GARP - TGF-β1

OVERVIEW

Research suggests that dysregulated transforming growth factor-β1 (TGF-β1) signaling may play a role in cancer immune escape and resistance to PD-1-mediated checkpoint inhibition. TGF-β1 signaling in the tumor microenvironment (TME) represses the antitumor function of various immune cell populations, including T cells and natural killer cells. TGF-β1 enables regulated T cells (Tregs) to suppress effector CD8+ T cell responses.1-4


  • TGF-β1 is a pleiotropic cytokine that plays important roles in numerous aspects of biological processes such as cell proliferation, development, apoptosis, fibrosis, angiogenesis, wound healing, and cancer, in addition to other processes.1
  • Glycoprotein-A repetitions predominant (GARP) has been identified as a critical regulator of TGF-β1 expression and activation.
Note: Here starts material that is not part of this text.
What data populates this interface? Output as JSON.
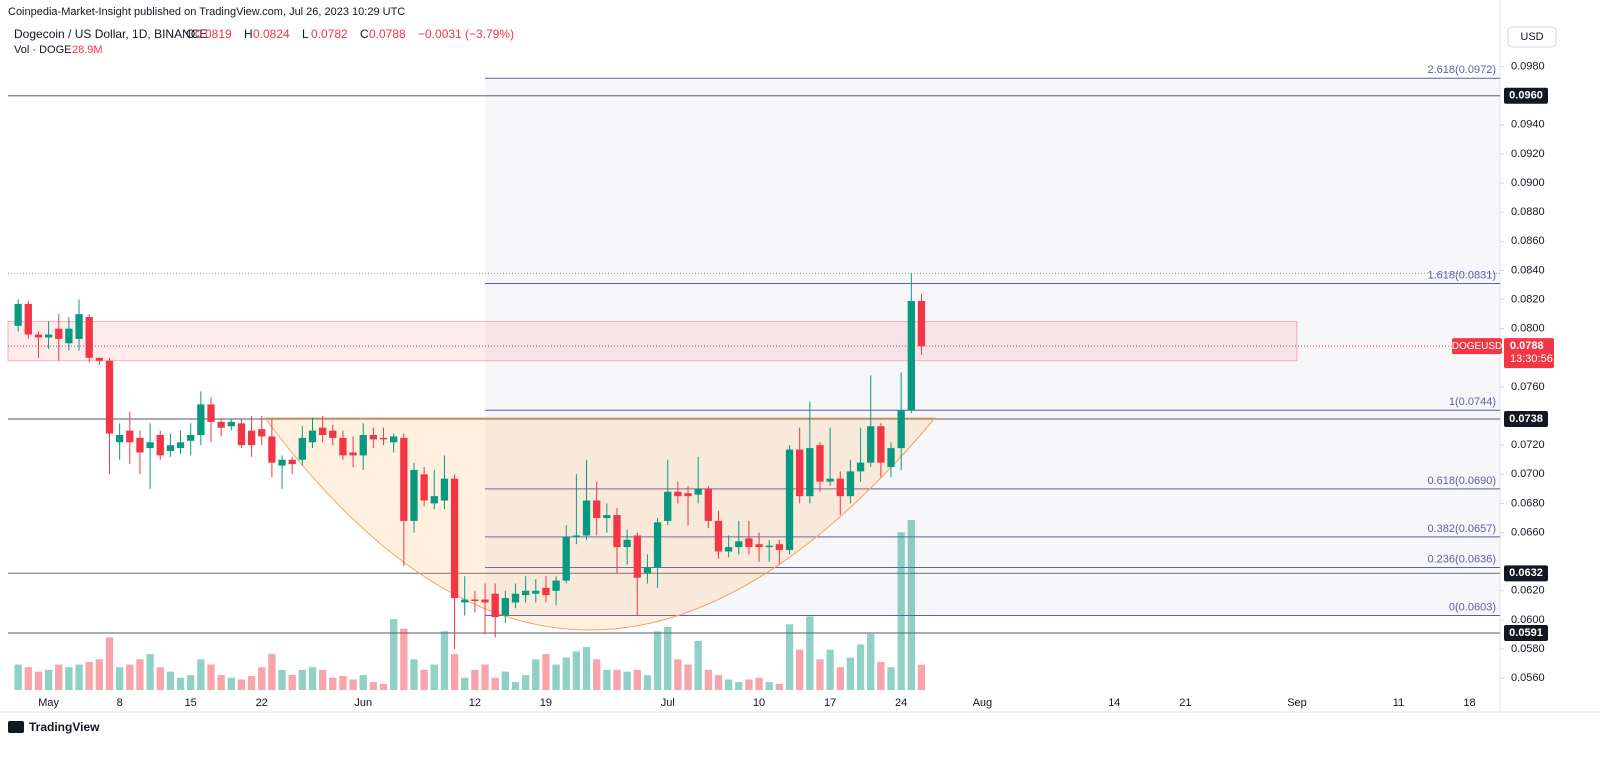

By binding to latent TGF-β1, GARP acts as a docking receptor that concentrates latent TGF-β on the cell surface and enhances its final activation.1
  • On the cell surface, GARP-latent TGF-β1 complex associates with integrins (αVβ6 and αVβ8) to release active TGF-β1 . Mature TGF-β1 interacts with TGF-β receptors on the cell surface.1

(Adapted from Metelli A, et al. 2018)1 http://creativecommons.org/licenses/by/4.0/ for CC BY 4.0 )

IMPLICATIONS IN CANCER

Based on in vitro studies, transforming growth factor (TGF)-β signaling has been shown to induce an immunosuppressive tumor microenvironment (TME) and promote tumor progression.1 Glycoprotein A repetitions predominant (GARP) is a membranebound receptor that complexes with latent TGF-β1 and plays a vital role in the immunosuppressive function of regulatory T cells (Tregs).5 In addition to Tregs, GARP–TGF-β1 is expressed on other cells such as macrophages and tumor cells.6 Data from mouse models demonstrated that combined targeting of GARP–TGF-β1 and programmed cell death protein 1 (PD-1) improved antitumor effects compared with anti–PD-1 alone.3

 

Oncogenic Expression

  • GARP favors tumor immune evasion and supports TGF-β1-driven cancer cell growth and dissemination by regulating the innate and adaptive immune system.1
    • GARP protein is expressed by human breast cancer, lung cancer, and colon cancer cells; higher GARP expression correlates with worse clinical outcome.1
  • Active TGF-β1 impairs adaptive anti-tumor immunity by directly inhibiting the clonal expansion and cytotoxicity of the CD8+ cytotoxic T cells (CTLs).1
  • Blocking TGF-β1 production by Tregs induces regression in immunotherapy-resistant mouse tumors.4
    • These effects are due to increased effector function of anti-tumor CD8+ cells.4
  1. Metelli A, et al. Immunoregulatory functions and the therapeutic implications of GARP-TGF-β in inflammation and cancer. J Hematol Oncol. 2018;11:24.
  2. Metelli A, et al. Surface Expression of TGFb Docking Receptor GARP Promotes Oncogenesis and Immune Tolerance in Breast Cancer. Cancer Res. 2016;76(24):7106-7117.
  3. de Streel G, Bertrand C, Chalon N, et al. Selective inhibition of TGF-β1 produced by GARP-expressing Tregs overcomes resistance to PD-1/PD-L1 blockade in cancer. Nature communications. 2020;11(1):1-5.
  4. Carrillo-Gálvez AB, Quintero JE, Rodríguez R, et al. GARP promotes the proliferation and therapeutic resistance of bone sarcoma cancer cells through the activation of TGF-β. Cell Death Dis. 2020;11:985.
  5. Stockis J, et al. Role of GARP in the activation of latent TGF-β1. Mol BioSyst. 2017;13:1925-35.
  6. Zimmer N, et al. GARP as a Therapeutic Target for the Modulation of Regulatory T Cells in Cancer and Autoimmunity. Front Immunol. 2022;13:928450.